Up until a couple of years ago, data compliance was the concern of only a few select industries such as financial services and healthcare.
However, with an increase in the volume, and value, of data which both the public and private sectors are dealing with, there has been a corresponding growth in the amount of legislative oversight businesses face, says Michael Church, enterprise manager, Citrix South Africa.

As such, data compliance has risen up the list of priorities for any CEO looking to avoid heavy fines, ensure customer satisfaction and maintain brand reputation. In turn, chief information officers (CIOs) have to pay close attention to how data security can be ‘breached’ by employees.

CIOs from different industries may have very distinct objectives and challenges, but a concern affecting them all is the risk of business data being shared through third party consumer cloud storage applications, and the subsequent threat to their compliance obligations.

This danger has grown as many companies now allow employees to bring their own laptops and tablets to the workplace (bring your own device or BYOD), that often have personal applications already installed.

Often these include cloud storage applications used to send photos and music to friends and family. Inevitably, however, this use spills directly into the workplace with employees sending important documents and large work files between one another over potentially insecure channels.

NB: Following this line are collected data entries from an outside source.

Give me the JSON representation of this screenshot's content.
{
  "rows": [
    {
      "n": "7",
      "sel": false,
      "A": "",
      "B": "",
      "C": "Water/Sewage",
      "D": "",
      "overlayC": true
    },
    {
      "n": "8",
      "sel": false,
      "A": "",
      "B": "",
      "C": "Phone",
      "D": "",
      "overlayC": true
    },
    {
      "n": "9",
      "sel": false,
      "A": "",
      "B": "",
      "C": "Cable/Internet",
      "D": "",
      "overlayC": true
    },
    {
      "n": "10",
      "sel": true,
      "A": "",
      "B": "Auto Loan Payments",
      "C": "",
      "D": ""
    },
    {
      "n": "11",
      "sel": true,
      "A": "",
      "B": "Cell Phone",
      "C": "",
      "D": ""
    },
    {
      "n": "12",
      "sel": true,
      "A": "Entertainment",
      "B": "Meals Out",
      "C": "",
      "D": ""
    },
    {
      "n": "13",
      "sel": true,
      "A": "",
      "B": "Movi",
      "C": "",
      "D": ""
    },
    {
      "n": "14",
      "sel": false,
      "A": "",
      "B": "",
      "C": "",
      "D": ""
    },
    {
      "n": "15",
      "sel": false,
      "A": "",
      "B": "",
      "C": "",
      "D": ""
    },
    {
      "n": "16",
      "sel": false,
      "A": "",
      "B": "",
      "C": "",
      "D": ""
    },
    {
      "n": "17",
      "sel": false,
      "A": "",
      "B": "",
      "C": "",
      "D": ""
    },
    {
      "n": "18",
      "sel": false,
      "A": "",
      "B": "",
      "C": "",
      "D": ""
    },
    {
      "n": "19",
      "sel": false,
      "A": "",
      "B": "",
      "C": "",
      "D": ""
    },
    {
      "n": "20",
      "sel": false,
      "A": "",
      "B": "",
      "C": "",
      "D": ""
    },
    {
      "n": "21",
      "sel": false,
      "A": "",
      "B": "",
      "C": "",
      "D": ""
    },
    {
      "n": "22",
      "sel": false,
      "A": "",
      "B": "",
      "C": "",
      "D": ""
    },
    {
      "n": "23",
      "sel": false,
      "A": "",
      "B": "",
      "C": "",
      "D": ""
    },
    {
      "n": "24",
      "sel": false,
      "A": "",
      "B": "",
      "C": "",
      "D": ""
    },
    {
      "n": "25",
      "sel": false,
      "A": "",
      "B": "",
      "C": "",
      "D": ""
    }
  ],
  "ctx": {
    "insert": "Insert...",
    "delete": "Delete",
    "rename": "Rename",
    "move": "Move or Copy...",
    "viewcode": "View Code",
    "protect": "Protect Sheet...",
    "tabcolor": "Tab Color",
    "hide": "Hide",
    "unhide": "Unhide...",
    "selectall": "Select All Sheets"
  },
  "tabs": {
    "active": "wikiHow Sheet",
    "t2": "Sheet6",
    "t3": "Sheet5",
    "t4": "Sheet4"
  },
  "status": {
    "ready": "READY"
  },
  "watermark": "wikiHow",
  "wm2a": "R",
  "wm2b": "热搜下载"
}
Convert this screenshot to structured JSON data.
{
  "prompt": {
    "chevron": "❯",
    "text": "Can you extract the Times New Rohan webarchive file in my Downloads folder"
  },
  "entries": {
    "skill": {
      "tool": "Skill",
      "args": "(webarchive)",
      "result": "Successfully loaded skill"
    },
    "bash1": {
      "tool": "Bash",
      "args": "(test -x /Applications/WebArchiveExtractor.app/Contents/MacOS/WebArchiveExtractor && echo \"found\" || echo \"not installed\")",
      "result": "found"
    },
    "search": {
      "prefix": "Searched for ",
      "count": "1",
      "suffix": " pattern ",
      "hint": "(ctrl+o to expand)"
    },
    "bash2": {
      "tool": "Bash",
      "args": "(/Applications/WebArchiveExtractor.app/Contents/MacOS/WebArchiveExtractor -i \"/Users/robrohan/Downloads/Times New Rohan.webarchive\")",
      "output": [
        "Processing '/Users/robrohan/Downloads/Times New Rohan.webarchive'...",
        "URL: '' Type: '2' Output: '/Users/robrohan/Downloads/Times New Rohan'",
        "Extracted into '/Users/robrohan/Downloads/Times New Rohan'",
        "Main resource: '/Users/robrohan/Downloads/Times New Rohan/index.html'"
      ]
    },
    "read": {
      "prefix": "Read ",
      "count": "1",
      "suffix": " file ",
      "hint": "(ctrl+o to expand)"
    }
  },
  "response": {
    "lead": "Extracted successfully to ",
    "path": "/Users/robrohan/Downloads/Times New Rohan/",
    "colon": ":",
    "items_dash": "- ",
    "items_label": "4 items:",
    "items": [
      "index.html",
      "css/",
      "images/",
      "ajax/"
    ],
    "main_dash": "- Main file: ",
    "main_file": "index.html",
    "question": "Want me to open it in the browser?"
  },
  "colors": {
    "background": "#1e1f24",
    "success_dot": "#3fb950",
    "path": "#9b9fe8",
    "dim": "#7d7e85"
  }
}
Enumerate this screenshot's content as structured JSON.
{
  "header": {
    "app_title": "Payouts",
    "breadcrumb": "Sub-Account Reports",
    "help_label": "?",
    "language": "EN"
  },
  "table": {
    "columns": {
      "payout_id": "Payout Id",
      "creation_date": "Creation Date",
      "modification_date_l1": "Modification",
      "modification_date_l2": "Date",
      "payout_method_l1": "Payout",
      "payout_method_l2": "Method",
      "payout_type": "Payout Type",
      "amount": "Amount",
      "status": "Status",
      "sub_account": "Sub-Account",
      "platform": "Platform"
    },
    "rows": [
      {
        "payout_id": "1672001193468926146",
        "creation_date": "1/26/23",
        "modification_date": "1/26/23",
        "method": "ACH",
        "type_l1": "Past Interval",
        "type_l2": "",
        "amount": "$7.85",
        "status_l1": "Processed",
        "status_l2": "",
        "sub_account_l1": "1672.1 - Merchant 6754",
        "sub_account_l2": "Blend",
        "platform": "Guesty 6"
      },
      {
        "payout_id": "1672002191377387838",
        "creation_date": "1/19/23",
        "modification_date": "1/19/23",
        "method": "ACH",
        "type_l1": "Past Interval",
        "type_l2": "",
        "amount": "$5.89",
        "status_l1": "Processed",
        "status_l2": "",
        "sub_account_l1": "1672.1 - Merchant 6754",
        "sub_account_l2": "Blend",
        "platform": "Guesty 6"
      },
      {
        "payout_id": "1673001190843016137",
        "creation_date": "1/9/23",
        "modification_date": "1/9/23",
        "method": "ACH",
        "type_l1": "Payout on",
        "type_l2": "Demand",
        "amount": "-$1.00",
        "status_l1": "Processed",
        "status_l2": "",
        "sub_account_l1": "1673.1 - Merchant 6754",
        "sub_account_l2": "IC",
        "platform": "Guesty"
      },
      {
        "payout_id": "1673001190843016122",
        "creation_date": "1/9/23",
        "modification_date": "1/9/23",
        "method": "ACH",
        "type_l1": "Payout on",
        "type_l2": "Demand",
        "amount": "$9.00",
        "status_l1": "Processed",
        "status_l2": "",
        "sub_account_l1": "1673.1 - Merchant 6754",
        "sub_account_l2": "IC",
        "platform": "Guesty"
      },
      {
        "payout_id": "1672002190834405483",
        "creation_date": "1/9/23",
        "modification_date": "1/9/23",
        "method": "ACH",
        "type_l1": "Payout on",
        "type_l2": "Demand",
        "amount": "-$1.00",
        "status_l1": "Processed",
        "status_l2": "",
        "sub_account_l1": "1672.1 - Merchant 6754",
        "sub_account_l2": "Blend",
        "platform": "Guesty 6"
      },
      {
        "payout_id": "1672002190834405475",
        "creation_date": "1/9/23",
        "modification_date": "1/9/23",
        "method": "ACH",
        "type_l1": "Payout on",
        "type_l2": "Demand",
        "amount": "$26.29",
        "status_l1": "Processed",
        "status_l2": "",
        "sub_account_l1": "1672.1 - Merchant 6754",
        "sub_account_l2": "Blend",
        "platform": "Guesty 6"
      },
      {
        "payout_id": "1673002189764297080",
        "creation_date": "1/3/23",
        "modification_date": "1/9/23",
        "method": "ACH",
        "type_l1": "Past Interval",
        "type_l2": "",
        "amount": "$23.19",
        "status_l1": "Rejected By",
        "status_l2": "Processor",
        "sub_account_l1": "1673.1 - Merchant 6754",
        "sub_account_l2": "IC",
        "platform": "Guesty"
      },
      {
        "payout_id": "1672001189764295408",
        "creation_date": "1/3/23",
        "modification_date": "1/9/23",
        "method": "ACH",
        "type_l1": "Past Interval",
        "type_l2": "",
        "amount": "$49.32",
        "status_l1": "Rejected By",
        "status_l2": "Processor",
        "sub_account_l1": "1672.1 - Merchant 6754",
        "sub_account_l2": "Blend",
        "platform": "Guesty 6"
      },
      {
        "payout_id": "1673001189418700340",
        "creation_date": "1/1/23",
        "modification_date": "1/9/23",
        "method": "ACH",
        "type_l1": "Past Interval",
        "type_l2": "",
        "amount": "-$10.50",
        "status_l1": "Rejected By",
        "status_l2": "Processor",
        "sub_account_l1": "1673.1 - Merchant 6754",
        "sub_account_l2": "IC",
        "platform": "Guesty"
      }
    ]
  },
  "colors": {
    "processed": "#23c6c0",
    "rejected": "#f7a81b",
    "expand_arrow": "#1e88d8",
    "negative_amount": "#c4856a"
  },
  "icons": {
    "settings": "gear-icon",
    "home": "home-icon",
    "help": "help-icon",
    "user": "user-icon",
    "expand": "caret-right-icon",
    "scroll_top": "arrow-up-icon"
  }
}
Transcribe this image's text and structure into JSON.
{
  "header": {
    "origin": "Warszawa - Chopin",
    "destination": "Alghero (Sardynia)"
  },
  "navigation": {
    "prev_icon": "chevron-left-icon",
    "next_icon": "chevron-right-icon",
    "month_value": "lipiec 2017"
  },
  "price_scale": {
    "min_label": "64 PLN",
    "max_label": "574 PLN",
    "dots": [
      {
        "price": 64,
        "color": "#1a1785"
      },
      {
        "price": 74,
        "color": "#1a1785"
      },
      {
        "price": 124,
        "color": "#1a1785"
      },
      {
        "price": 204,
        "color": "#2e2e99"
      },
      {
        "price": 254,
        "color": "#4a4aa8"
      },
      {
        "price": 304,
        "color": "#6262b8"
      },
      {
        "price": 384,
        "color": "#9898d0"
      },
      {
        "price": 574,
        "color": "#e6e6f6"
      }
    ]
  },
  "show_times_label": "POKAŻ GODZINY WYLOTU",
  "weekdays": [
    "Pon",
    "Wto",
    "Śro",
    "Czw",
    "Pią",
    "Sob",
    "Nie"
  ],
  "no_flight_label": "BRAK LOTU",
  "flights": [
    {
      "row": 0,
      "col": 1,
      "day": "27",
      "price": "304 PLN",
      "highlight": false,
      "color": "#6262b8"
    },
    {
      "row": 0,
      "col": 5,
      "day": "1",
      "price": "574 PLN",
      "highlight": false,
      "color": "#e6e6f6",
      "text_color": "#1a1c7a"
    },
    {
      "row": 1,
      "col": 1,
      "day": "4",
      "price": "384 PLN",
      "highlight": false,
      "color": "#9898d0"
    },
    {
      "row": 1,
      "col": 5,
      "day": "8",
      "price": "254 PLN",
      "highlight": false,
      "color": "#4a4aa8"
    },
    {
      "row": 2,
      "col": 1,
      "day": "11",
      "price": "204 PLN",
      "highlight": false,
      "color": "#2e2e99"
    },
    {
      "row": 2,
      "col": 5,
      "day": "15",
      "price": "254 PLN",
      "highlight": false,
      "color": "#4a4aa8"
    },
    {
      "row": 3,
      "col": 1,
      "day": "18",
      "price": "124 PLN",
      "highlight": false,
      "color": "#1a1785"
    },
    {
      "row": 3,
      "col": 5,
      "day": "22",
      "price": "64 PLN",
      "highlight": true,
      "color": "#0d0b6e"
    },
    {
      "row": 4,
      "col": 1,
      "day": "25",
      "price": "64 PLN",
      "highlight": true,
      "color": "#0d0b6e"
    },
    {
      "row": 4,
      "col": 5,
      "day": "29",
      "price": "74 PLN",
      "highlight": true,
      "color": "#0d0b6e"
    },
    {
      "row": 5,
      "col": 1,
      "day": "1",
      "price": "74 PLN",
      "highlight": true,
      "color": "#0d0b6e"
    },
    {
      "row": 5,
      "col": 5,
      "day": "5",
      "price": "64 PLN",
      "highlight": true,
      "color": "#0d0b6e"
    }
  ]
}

While this is perfectly acceptable at home and is a great tool, in the workplace it becomes a serious compliance issue that has to be tackled.

Research carried out by Vanson Bourne last year found that 97% of the BRIC country IT decision makers are using their own apps, such as Evernote and Google Drive, for business use on their own devices.

Yet at the same time 63% were concerned with how this affected their data privacy mandates. This growing trend for “bring your own apps” (BYOA) means businesses must reconcile allowing employees access to applications, while still protecting valuable corporate data on employee devices.

The “enterprise mobility cloud” report launched recently by Citrix further highlights this issue with its customers listing cloud storage applications as one of the top apps organisations are having to black list from employee work devices.

It is simply too risky for corporate data to be stored on these applications as they could somehow become compromised and fall into the public domain. Every single document stored remotely is at risk of being shared out to an endless tapestry of cloud-connected endpoints.

Think about the types of data you regularly send to colleagues; presentations on sales targets, important review documents – even documents on competitors. It would be highly embarrassing for a business if these items were to be disclosed.

As a result, businesses are increasingly placing a value on this data and recognising it has an inherent worth to the bottom line. Data should be treated like any other asset, protected and managed as carefully as possible. Leaving the security of large quantities of data to a third party consumer service is not necessarily the best approach.

Yet consumer cloud storage solutions are tremendously useful, and the demands for such solutions remain strong among employees. Consumer advances in technology are increasingly crossing over into business and it is up to the IT department and technology providers to help manage this.

The aim is not to constrain employees and restrict them from doing their jobs – if a tool is useful to employees then it should be securely integrated into the network. The goal is to liberate employees while ensuring the data is restricted and controlled so compliance hurdles are overcome.

The answer can be found in ‘follow me data’ solutions that mirror consumer storage solutions in providing access to fully traceable enterprise data wherever you are, through any device.

This means employees can transfer important and valuable documents between individuals safe in the knowledge the data is fully traceable and secure with limited risk of being lost or compromised. It also takes into account the fact that employees now work across multiple devices, whether it is a tablet, smart phone or laptop, as the data can be synced across them.

However, the key feature about corporate cloud storage solutions is that they replicate the best features of the consumer offerings but in a corporate environment – they are functional, easy to use and liberate users to work how they see fit, rather than forcing them to go around established protocols.

Businesses want productive employees that conform to compliance obligations and the only way to ensure this is to reflect the demands seen in consumer technology, making it fit for purpose in the corporate environment.